Our question about whether becoming a parent changed people’s views on personal and professional success provided some interesting answers. Many people told us a flexible schedule has become much more valuable to them.
"[Becoming a parent] did change my perspective on what matters the most in my life," a single mother of a tween wrote us. "It used to be money, and now it's time."
“Since having kids, quality of life and flexibility are equally as important (if not more important) than salary,” said Britt Reints, a mother of two who lives in Pittsburgh.
Reints said when she was younger, the only standard she knew for judging success was money. But her views began to change after she had her second child at age 25.
She worked in advertising sales at a large corporation that had mandatory in-person sales meetings at 8 a.m. and 4 p.m. Reints said that working model is outdated and was draining, considering her 45-minute drive to the office for “stupid meetings” twice a day.
“That job could have been done differently,” she said.
Reints is now an inspirational speaker and writer who also does social media marketing for small businesses.

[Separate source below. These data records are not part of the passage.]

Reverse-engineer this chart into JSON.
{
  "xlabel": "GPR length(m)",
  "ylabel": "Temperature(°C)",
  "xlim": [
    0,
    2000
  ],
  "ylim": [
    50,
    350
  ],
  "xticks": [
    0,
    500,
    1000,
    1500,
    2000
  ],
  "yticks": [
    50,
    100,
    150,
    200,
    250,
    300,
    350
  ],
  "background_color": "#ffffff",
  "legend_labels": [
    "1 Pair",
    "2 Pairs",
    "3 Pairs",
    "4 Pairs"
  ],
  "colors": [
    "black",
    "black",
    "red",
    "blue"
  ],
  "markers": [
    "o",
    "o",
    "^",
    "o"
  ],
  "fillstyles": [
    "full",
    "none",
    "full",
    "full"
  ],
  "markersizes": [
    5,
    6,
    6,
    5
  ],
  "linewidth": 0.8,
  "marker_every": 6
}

In her freelance work, she considers her quality of life and how flexible her schedule will be, in addition to how much she’ll be paid.

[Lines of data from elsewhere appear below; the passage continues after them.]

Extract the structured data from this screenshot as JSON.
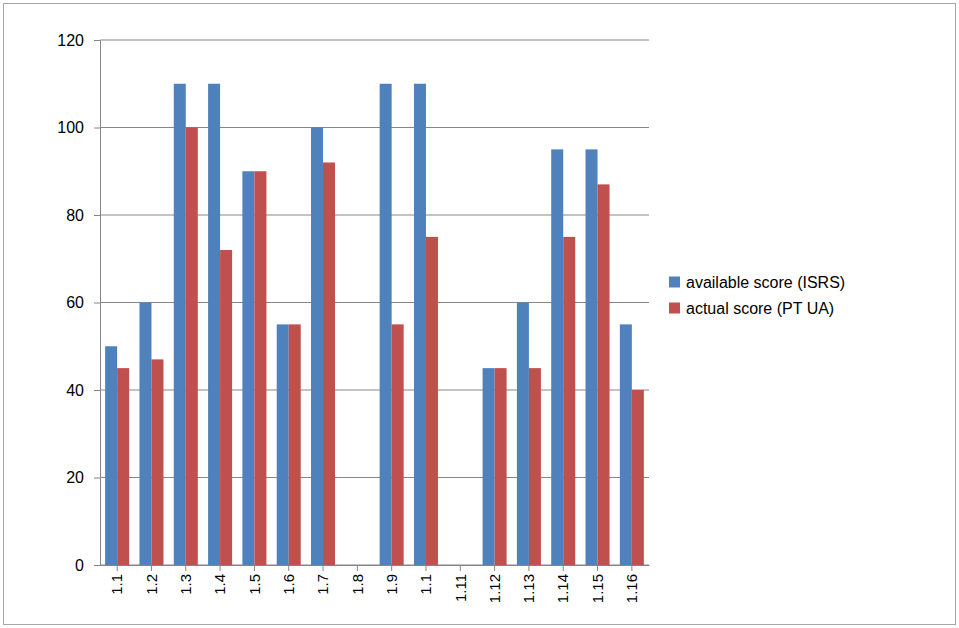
{
  "chart_data": {
    "type": "bar",
    "categories": [
      "1.1",
      "1.2",
      "1.3",
      "1.4",
      "1.5",
      "1.6",
      "1.7",
      "1.8",
      "1.9",
      "1.1",
      "1.11",
      "1.12",
      "1.13",
      "1.14",
      "1.15",
      "1.16"
    ],
    "series": [
      {
        "name": "available score (ISRS)",
        "color": "#4f81bd",
        "values": [
          50,
          60,
          110,
          110,
          90,
          55,
          100,
          null,
          110,
          110,
          null,
          45,
          60,
          95,
          95,
          55
        ]
      },
      {
        "name": "actual score (PT UA)",
        "color": "#c0504d",
        "values": [
          45,
          47,
          100,
          72,
          90,
          55,
          92,
          null,
          55,
          75,
          null,
          45,
          45,
          75,
          87,
          40
        ]
      }
    ],
    "ylim": [
      0,
      120
    ],
    "yticks": [
      0,
      20,
      40,
      60,
      80,
      100,
      120
    ],
    "grid": true,
    "legend": "right"
  }
}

"I’m just as willing to work as hard," she said. "Some people seem to think parents don’t want to work so many hours. If the kid’s soccer game is at 3:30, it's at 3:30. I’m happy putting in 8-9-10 hours [a day] on a project, if I have the flexibility and opportunity to do it when’s best for my family."
She added: "Most people have plenty of hours in the day to work and have a family."
*Editor’s note: Our survey was not conducted in a scientific manner. The respondents were self-selecting, but their answers show some interesting insights about experiences in the modern workplace and how workers would like to see employers help them lead fulfilling careers and lives at home.